Normal laparoskopik şartlar altında etkin bir aeresolizasyon yapamaya yarayan bir alettir.(MIP) MIP ( mikropompa ) çapı 9 mm. çapındadır.Bağlantı girişi, gövde kısmı ve püskürtücü uç olmak üzere üç bölümden oluşur. MIP yalnızca bu konuda eğitim almış olan hekim tarafından kullanılmalıdır.MIP sadece kapalı karın veya göğüs boşluğunda kullanılmalıdır.MIP 10-12 mm.lik balonlu trokar kullanılarak karın boşluğuna videoendoskopik görüntü altında yerleştirilir.İşlem başlamadan önce karın iyice gözden geçirilmelidir. Şüphe durumunda tüm karnı kaplayacak biçimde koruyucu yapışan film ile kaplanmalıdır.Yalnızca sızıntı yapmayacak trokarlar kullanılmalı, trokarların emniyet sübapları kapalı olmalıdır.
MIP sadece laminer akımlı ameliyathanede yapılmalı, maksimum her dört dakikada tüm havanın değişimi sağlanmalıdır. MIP ,ameliyathanenin dışından uzaktan kumandalı kontrol edilebilecek bir düzenekle yapılmalıdır.Tüm ameliyathanelerin ventilasyon sisteminin DIN 1946 Part 2 “ Havalandırma- Sağlık teknik gereklilikleri “ ve DIN 4799 “ Ameliyathanelerde hava kontrol sistemlerinin testi “ normlarına uyması gerekir.
Yüksek-basınç enjektörü yüksek basınç bağlantı hattıyla mikropompaya bağlanır, hazırlanan tedavi edici ilaç ( kemoterapi ilaçları ) 20 bar basınç ile mikropompaya ulaştırılır. Yüksek-basınç enjektörlerinin kullanılıması esnasında hasta, ameliyat ekibi veya diğer kişiler için potansiyel tehlikeleri vardır. ( Hava embolisi , kontaminasyon gibi...)

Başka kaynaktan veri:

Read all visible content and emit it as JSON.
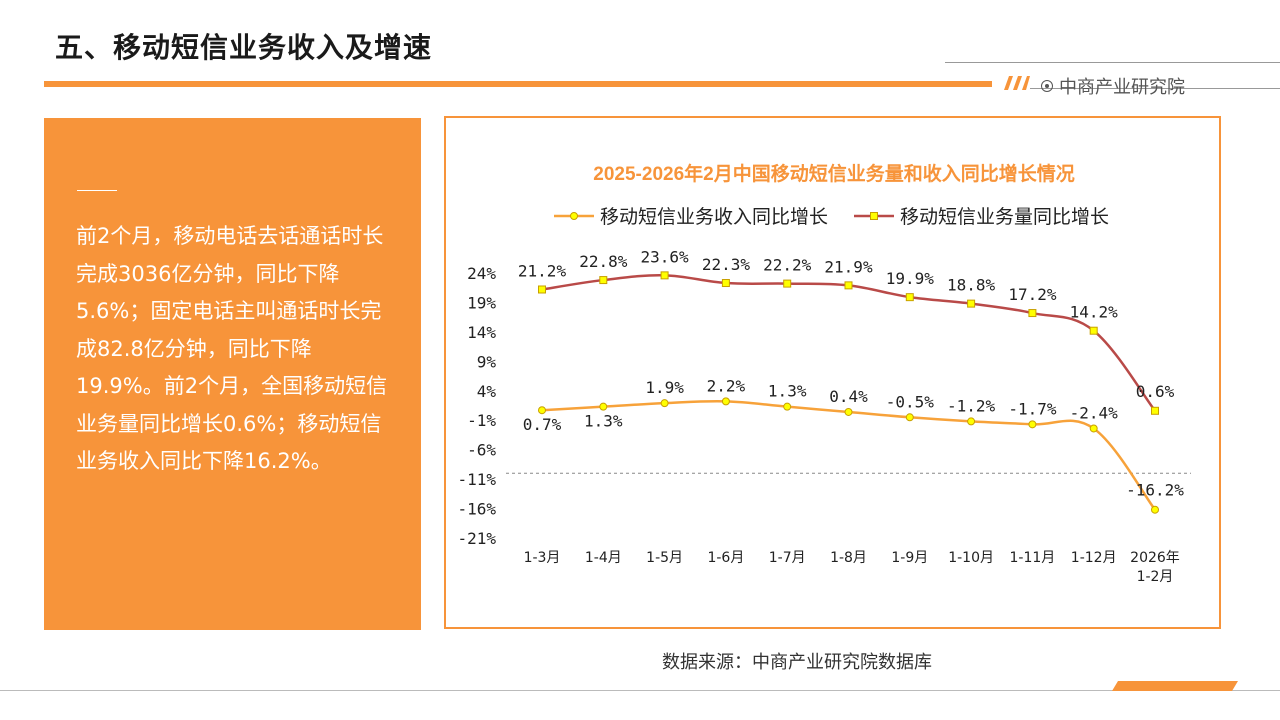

Karın 37 0 C sıcaklıkta karbondioksitle şişirildikten sonar iki adet balonlu trokar ( Applied Medical ) karın duvarına yerleştirilir. Karın içi laparoskopik olarak eksplore edilir ( tümüyle görüntülenerek incelenir ) ve peritoneal kanser indeksi ( PCI ) belirlenir. Assit boşaltılır ve karın duvarından biopsiler alınır. Nebulizer ( MIPR , Reger Medizintechnik) yüksek-basınç enjektörüne ( Injectron 82M ,MedTron ) bağlanır ve trokardan geçirilerek karın içine yerleştirilir.
150 ml % 0.9 NaCl içinde 7.5mg/m2 olacak şekilde Cisplatin verilmesini takiben 50 ml %0.9 NaCl içinde 1.5mg/m2 Doxorubicin basınçlı aerosol olarak verilir. Takiben sistem 30 dakika boyunca kapalı olarak tutulur. ( uygulama süresi ) Sonra toksik aerosol kapalı sistem üzerinden boşaltılır, trokarlar çıkarılır. PİPAC değişik zaman aralıklarında 2 ile 5 kez arasında tekrarlanabilir bir işlemdir.